A securities class action lawsuit was recently filed against the manufacturing and security firm Global Digital Solutions, Inc., that alleged a series of misleading statements and failure to disclose certain details about its operation.
The suit was brought due to allegations that the company fabricated a deal in late 2013 that it claimed to have made with Airtronic USA, Inc., and did not remove misleading statements from its website despite repeated requests from Airtronic to do so. The suit has a class period from Oct. 8, 2013 through Aug. 12, 2016, and seeks to recover damages from Global Digital as a result of its alleged misdeeds.
Two suits filed in a week
In addition to the above allegations, the class action also claims that Global Digital’s 2014 revenue projections didn’t have much of a reasonable basis, and that the firm didn’t have the financing in place to acquire other companies, despite repeated and unsolicited offers to do so. One such business, Remington Outdoor Company, Inc., repeatedly told the Global Digital that it was not interested in being acquired, but continued to receive offers regarding such a transaction anyway. And because of all these issues, Global Digital’s statements about its ongoing prospects for future success and current operations “were materially false and misleading and/or lacked a reasonable basis at all relevant times.”
The suit came not long after the U.S. Securities and Exchange Commission itself filed a lawsuit in U.S. District Court for the Southern District of Florida against Global Digital and two of its executives, according to Daily Business Review. That separate suit alleged that Global Digital made up a pending $95 million merger with a company that made grenade launchers, and had in 2013 projected as much as $75 million in revenues for the first quarter of 2014. In reality, Global Digital “operated out of a virtual office with $509,224 in cash and a $1.4 million note receivable.”
Other details of the company
Global Digital was also briefly in the news a few years ago because of an association with former U.S. Senator Scott Brown, according to the Boston Globe. Brown, who served as the junior Senator from Massachusetts from 2010 to 2013, joined Global Digital in an advisory role, but resigned several months later when the subject of that company came up during a separate Senate race in New Hampshire. Brown has not been named in any of the suits in question. The SEC’s suit seeks to bar both CFO David Loppert and CEO and chairman Richard Sullivan from participating in future penny stock offerings.

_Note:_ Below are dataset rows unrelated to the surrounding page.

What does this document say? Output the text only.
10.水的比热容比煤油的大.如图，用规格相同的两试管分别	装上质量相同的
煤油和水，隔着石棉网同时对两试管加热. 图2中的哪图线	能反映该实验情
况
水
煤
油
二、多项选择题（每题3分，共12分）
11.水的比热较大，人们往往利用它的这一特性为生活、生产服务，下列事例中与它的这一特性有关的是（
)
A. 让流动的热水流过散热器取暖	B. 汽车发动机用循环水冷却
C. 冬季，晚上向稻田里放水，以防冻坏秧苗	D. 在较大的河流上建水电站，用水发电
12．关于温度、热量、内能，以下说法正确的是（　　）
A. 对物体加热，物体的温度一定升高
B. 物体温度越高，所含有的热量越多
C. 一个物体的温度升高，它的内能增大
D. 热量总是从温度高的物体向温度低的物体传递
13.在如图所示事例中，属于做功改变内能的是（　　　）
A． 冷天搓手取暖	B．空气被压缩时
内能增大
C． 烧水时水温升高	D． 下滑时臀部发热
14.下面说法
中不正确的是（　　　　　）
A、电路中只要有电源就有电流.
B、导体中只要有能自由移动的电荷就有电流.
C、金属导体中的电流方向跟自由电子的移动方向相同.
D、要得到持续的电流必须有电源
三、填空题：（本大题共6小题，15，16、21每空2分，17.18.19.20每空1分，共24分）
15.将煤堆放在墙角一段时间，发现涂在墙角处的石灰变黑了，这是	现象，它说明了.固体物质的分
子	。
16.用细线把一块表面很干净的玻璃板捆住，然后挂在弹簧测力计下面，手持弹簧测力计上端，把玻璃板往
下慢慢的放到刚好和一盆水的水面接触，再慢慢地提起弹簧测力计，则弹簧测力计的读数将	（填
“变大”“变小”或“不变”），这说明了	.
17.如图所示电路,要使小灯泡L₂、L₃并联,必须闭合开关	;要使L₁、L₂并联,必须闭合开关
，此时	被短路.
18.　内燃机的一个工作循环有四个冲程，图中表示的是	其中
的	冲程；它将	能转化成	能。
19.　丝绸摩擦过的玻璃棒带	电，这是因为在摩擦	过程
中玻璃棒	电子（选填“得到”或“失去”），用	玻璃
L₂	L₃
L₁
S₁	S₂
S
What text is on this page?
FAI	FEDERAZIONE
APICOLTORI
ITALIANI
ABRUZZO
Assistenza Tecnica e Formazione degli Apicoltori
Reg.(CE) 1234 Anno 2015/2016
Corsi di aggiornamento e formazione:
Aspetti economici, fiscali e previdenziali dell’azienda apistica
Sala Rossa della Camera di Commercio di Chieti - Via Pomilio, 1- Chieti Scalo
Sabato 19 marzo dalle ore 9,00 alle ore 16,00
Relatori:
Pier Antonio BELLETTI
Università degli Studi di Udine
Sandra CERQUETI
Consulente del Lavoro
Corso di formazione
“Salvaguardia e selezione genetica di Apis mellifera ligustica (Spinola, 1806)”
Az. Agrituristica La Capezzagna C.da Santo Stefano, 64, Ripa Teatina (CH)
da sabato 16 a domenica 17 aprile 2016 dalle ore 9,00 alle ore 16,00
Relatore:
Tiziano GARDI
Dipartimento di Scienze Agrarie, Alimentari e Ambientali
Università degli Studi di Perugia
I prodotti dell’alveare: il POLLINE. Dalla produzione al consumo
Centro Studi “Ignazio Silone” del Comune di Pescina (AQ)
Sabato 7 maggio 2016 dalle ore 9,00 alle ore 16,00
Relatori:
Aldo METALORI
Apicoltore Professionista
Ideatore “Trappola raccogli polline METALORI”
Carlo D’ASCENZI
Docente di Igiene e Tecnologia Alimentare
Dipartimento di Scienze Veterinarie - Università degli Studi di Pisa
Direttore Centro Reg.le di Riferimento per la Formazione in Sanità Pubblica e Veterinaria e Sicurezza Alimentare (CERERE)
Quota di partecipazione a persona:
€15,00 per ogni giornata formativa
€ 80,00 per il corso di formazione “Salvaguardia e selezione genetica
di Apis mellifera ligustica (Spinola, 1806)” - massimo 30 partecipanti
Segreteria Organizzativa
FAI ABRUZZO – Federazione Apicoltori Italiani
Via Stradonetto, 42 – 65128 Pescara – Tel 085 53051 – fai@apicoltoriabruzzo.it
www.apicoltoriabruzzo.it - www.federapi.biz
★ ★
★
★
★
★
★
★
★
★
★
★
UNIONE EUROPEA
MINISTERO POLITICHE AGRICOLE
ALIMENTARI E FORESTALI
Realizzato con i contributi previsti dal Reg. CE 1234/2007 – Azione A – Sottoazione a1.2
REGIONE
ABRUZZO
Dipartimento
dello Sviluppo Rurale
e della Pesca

When the Globe first reported on Brown’s involvement with the company, and the fact many of its statements may have been misleading, Global Digital’s stock was trading at around 46 cents per share, according to Google Finance. Its recent all-time high came in Aug. 2013, when it was north of $1. However, after the Globe’s reporting, that number dipped precipitously, falling to less than 9 cents per share by the end of 2014. Today, it sits at less than a penny a share.